Efficacy and Safety of 4-Month Rifapentine-Based Tuberculosis Treatments in Persons with Diabetes

Abstract

A previous study demonstrated noninferior efficacy of 4-month rifapentine/moxifloxacin regimen for tuberculosis (TB) treatment compared with the standard regimen. We explored results among study participants with diabetes. Among 2,516 randomized participants, 181 (7.2%) had diabetes. Of 166 participants with diabetes in the microbiologically eligible analysis group, 26.3% (15/57) had unfavorable outcomes in the control regimen, 13.8% (8/58) in the rifapentine/moxifloxacin regimen, and 29.4% (15/51) in the rifapentine regimen. The difference in proportion of unfavorable outcomes between the control and rifapentine/moxifloxacin arms in the microbiologically eligible analysis group was -12.5% (95% CI -27.0% to 1.9%); the difference between the control and rifapentine arms was 3.1% (95% CI -13.8% to 20.0%). Safety outcomes were similar in the rifapentine/moxifloxacin regimen and control arms. Among participants with TB and diabetes, the rifapentine/moxifloxacin arm had fewest unfavorable outcomes and was safe. Our findings indicate that the rifapentine/moxifloxacin regimen can be used in persons with TB and diabetes.
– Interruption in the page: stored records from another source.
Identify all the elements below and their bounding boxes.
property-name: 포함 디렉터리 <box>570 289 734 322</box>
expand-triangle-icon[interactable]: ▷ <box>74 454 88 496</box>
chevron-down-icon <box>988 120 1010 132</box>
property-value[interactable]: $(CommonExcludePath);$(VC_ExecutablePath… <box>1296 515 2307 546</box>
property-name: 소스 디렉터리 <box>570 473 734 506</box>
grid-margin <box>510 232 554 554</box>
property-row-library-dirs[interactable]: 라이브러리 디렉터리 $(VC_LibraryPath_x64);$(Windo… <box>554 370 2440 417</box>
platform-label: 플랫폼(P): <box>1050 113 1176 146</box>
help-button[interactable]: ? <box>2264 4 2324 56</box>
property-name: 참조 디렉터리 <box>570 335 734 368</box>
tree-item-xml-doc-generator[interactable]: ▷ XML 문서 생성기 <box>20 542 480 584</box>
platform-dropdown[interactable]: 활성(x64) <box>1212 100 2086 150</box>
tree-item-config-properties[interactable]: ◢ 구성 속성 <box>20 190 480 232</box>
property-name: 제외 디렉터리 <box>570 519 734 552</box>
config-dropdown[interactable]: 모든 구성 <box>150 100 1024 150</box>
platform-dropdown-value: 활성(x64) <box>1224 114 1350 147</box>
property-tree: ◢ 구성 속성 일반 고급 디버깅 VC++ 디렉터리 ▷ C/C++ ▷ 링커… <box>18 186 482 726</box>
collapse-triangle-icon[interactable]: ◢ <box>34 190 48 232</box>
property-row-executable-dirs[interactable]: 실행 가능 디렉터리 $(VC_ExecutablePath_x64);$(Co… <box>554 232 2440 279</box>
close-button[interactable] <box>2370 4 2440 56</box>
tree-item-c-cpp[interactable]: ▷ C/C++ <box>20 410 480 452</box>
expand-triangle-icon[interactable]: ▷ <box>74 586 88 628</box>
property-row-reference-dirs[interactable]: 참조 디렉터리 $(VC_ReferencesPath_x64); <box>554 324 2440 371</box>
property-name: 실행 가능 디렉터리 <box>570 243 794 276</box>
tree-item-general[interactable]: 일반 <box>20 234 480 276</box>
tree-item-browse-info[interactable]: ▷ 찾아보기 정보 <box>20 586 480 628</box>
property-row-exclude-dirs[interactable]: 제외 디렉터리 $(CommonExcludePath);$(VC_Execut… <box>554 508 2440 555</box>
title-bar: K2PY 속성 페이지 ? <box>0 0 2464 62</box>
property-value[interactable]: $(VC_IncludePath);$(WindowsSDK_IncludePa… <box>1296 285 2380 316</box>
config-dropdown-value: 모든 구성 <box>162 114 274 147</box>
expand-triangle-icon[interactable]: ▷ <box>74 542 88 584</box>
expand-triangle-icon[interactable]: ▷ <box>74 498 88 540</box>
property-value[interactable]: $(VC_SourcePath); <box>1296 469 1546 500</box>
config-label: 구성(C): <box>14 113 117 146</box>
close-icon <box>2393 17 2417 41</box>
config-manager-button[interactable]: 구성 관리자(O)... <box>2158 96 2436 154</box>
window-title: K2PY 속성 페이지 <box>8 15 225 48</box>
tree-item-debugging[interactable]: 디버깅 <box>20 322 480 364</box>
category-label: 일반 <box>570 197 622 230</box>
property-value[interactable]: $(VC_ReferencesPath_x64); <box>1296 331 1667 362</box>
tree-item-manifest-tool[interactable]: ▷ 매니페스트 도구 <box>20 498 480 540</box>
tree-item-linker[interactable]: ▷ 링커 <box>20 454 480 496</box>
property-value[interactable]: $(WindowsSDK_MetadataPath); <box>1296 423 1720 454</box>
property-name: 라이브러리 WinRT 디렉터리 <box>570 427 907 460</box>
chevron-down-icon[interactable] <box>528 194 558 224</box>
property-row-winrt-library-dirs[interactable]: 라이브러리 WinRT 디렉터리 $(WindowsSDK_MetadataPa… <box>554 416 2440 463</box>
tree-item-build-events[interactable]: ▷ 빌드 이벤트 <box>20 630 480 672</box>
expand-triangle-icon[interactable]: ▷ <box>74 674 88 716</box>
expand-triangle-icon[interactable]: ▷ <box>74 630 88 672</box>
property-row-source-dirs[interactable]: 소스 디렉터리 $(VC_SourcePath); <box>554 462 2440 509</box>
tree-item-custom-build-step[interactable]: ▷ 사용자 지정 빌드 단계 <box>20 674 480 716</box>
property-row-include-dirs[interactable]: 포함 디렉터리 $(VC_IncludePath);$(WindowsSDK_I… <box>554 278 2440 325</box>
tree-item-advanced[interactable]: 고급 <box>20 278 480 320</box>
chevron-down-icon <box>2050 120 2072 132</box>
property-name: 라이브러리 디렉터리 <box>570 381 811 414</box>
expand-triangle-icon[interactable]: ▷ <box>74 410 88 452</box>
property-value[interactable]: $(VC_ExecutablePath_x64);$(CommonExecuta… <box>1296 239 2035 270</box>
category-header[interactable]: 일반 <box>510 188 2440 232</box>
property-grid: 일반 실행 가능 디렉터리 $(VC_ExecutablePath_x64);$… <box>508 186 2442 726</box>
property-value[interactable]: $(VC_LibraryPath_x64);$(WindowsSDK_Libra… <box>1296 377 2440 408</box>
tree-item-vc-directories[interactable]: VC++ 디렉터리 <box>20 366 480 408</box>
Keywords: United States; antimicrobial resistance; bacteria; diabetes; moxifloxacin; phase 3 clinical trial; respiratory infections; rifapentine; tuberculosis and other mycobacteria.

Figure 1

Unadjusted differences in unfavorable outcomes in each analysis population among participants with diabetes in a study assessing efficacy and safety of 4-month rifapentine-based tuberculosis treatments in persons with diabetes at sites in 12 countries (Brazil, Haiti, India, Kenya, Malawi, Peru, South Africa, Thailand, Uganda, United States, Vietnam, and Zimbabwe), January 2016–October 2018. Results of the efficacy results in all 5 analysis populations are shown: rifapentine/moxifloxacin regimen versus control regimen (A) and rifapentine regimen versus control regimen (B). Solid dots indicate primary results, open dots indicate secondary results, and error bars indicate 95% CIs. Dashed vertical line indicates the noninferiority margin of 6.6% for overall results in the randomized trial (18).

Figure 2

Analysis of time to sputum culture conversion (number of weeks from randomization) in liquid (A) and solid media (B) among participants with diabetes, by tuberculosis drug regimen, in the microbiologically eligible analysis population in a study assessing efficacy and safety of 4-month rifapentine-based tuberculosis treatments in persons with diabetes at sites in 12 countries (Brazil, Haiti, India, Kenya, Malawi, Peru, South Africa, Thailand, Uganda, United States, Vietnam, and Zimbabwe), January 2016–October 2018. Because scheduled study visits did not necessarily occur exactly at 8 weeks, the proportion of participants with culture conversion at 8 weeks is estimated from the Kaplan-Meier estimator at t = 10 weeks. Differences were not statistically significant for any comparisons.